Sounds interesting. Do you have documentation on how you built the whole system?

namanyayg · 2025-01-05T16:05:17 1736093117

I'll write something up, what are you curious about exactly?

JTyQZSnP3cQGa8B · 2025-01-05T16:14:04 1736093644

> Do you have documentation on how you built the whole system

Or any actual "proof" (i.e. source code) that your method is useful? I have seen a hundred articles like this one and, surprise!, no one ever posts source code that would confirm the results.
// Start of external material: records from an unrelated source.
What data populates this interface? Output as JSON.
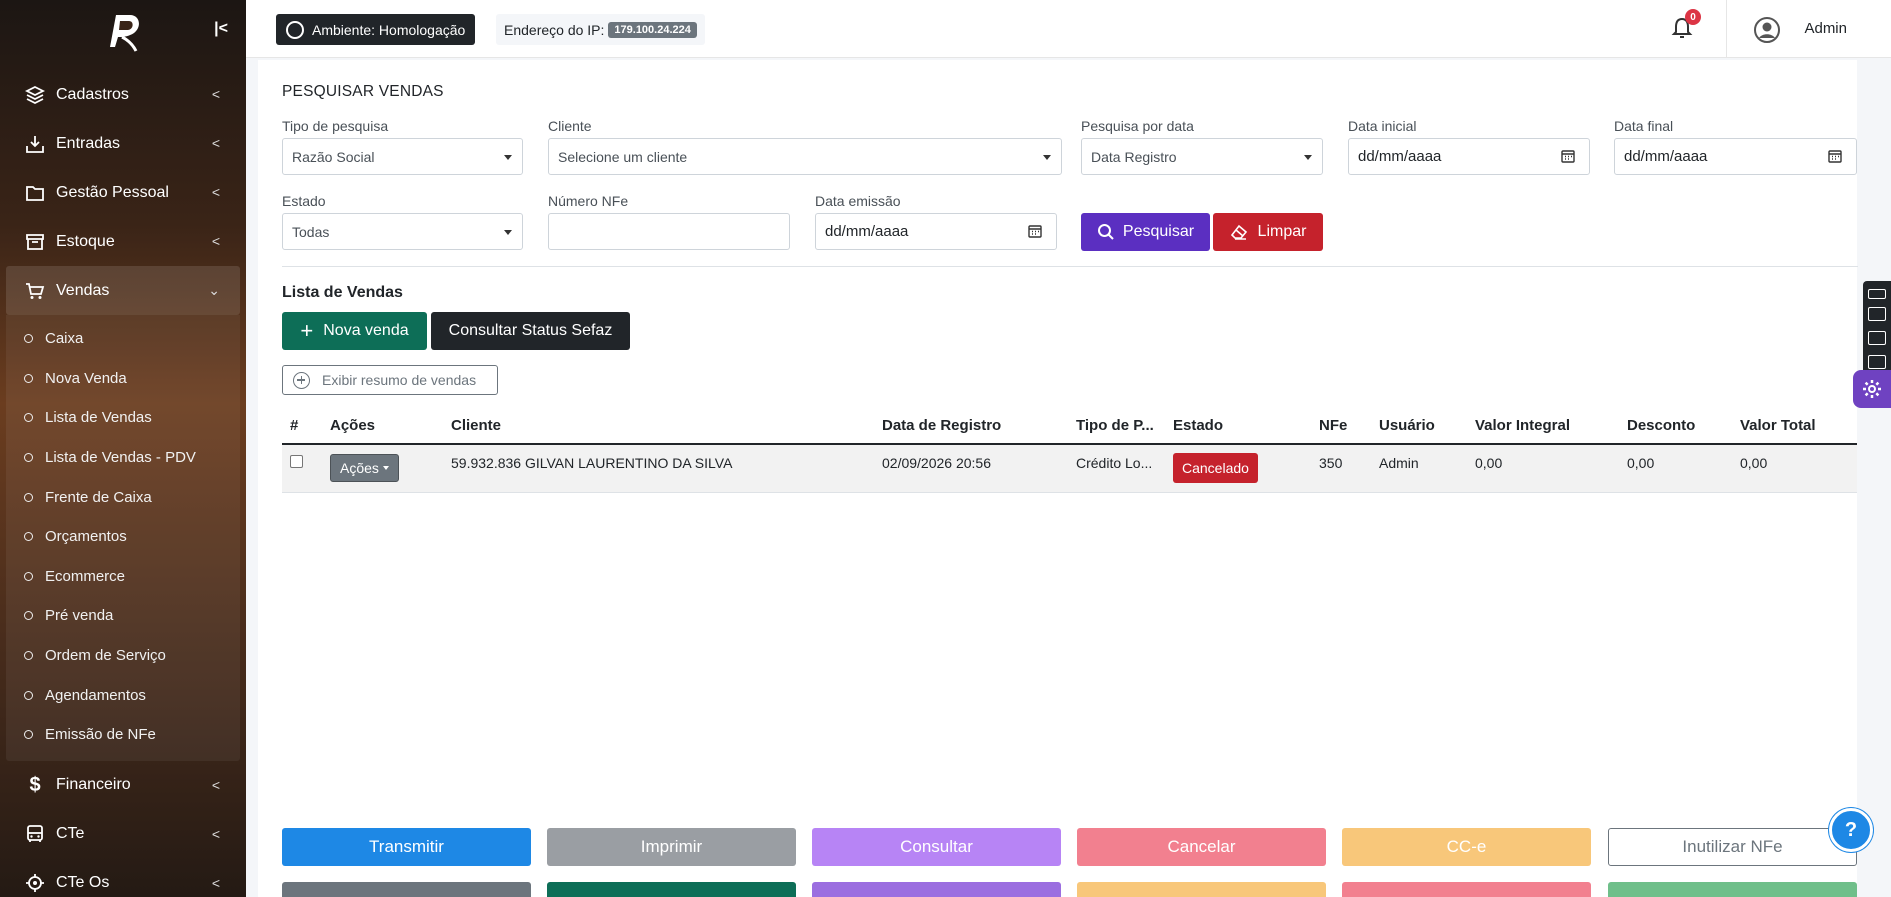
{
  "sidebar": {
    "items": [
      {
        "label": "Cadastros",
        "icon": "layers-icon"
      },
      {
        "label": "Entradas",
        "icon": "download-icon"
      },
      {
        "label": "Gestão Pessoal",
        "icon": "folder-icon"
      },
      {
        "label": "Estoque",
        "icon": "archive-icon"
      },
      {
        "label": "Vendas",
        "icon": "cart-icon"
      },
      {
        "label": "Financeiro",
        "icon": "dollar-icon"
      },
      {
        "label": "CTe",
        "icon": "bus-icon"
      },
      {
        "label": "CTe Os",
        "icon": "target-icon"
      }
    ],
    "vendas_sub": [
      "Caixa",
      "Nova Venda",
      "Lista de Vendas",
      "Lista de Vendas - PDV",
      "Frente de Caixa",
      "Orçamentos",
      "Ecommerce",
      "Pré venda",
      "Ordem de Serviço",
      "Agendamentos",
      "Emissão de NFe"
    ]
  },
  "topbar": {
    "env_label": "Ambiente: Homologação",
    "ip_label": "Endereço do IP:",
    "ip_value": "179.100.24.224",
    "notif_count": "0",
    "user": "Admin"
  },
  "filters": {
    "title": "PESQUISAR VENDAS",
    "tipo_label": "Tipo de pesquisa",
    "tipo_value": "Razão Social",
    "cliente_label": "Cliente",
    "cliente_placeholder": "Selecione um cliente",
    "pesquisa_data_label": "Pesquisa por data",
    "pesquisa_data_value": "Data Registro",
    "data_inicial_label": "Data inicial",
    "data_inicial_value": "dd/mm/aaaa",
    "data_final_label": "Data final",
    "data_final_value": "dd/mm/aaaa",
    "estado_label": "Estado",
    "estado_value": "Todas",
    "numero_nfe_label": "Número NFe",
    "numero_nfe_value": "",
    "data_emissao_label": "Data emissão",
    "data_emissao_value": "dd/mm/aaaa",
    "pesquisar": "Pesquisar",
    "limpar": "Limpar"
  },
  "list": {
    "title": "Lista de Vendas",
    "nova_venda": "Nova venda",
    "consultar_status": "Consultar Status Sefaz",
    "exibir_resumo": "Exibir resumo de vendas",
    "columns": [
      "#",
      "Ações",
      "Cliente",
      "Data de Registro",
      "Tipo de P...",
      "Estado",
      "NFe",
      "Usuário",
      "Valor Integral",
      "Desconto",
      "Valor Total"
    ],
    "rows": [
      {
        "acoes": "Ações",
        "cliente": "59.932.836 GILVAN LAURENTINO DA SILVA",
        "data": "02/09/2026 20:56",
        "tipo": "Crédito Lo...",
        "estado": "Cancelado",
        "nfe": "350",
        "usuario": "Admin",
        "valor_integral": "0,00",
        "desconto": "0,00",
        "valor_total": "0,00"
      }
    ]
  },
  "actions": {
    "transmitir": "Transmitir",
    "imprimir": "Imprimir",
    "consultar": "Consultar",
    "cancelar": "Cancelar",
    "cce": "CC-e",
    "inutilizar": "Inutilizar NFe",
    "colors": {
      "transmitir": "#1e88e5",
      "imprimir": "#9a9ea3",
      "consultar": "#b784f5",
      "cancelar": "#f2808f",
      "cce": "#f8c77a"
    }
  },
  "colors": {
    "accent_purple": "#5b2fc1",
    "danger": "#c5222c",
    "success": "#0d6e57"
  }
}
namanyayg · 2025-01-05T16:15:09 1736093709

I have been trying to figure out how to publish evals or benchmarks for this.

But where can I get high quality data of codebases, prompts, and expected results? How do I benchmark one codebase output vs another?

Would love any tips from the HN community

JTyQZSnP3cQGa8B · 2025-01-05T16:31:49 1736094709

That's the problem with people who use AI. You think too much and fail to deliver. I'm not asking for benchmarks or complicated stuff, I want source code, actual proof that I can diff myself. Also that's why the SWE is doomed because of AI, but that's another story.

techn00 · 2025-01-05T16:33:53 1736094833

the implementations of getFileContext() and shouldStartNewGroup().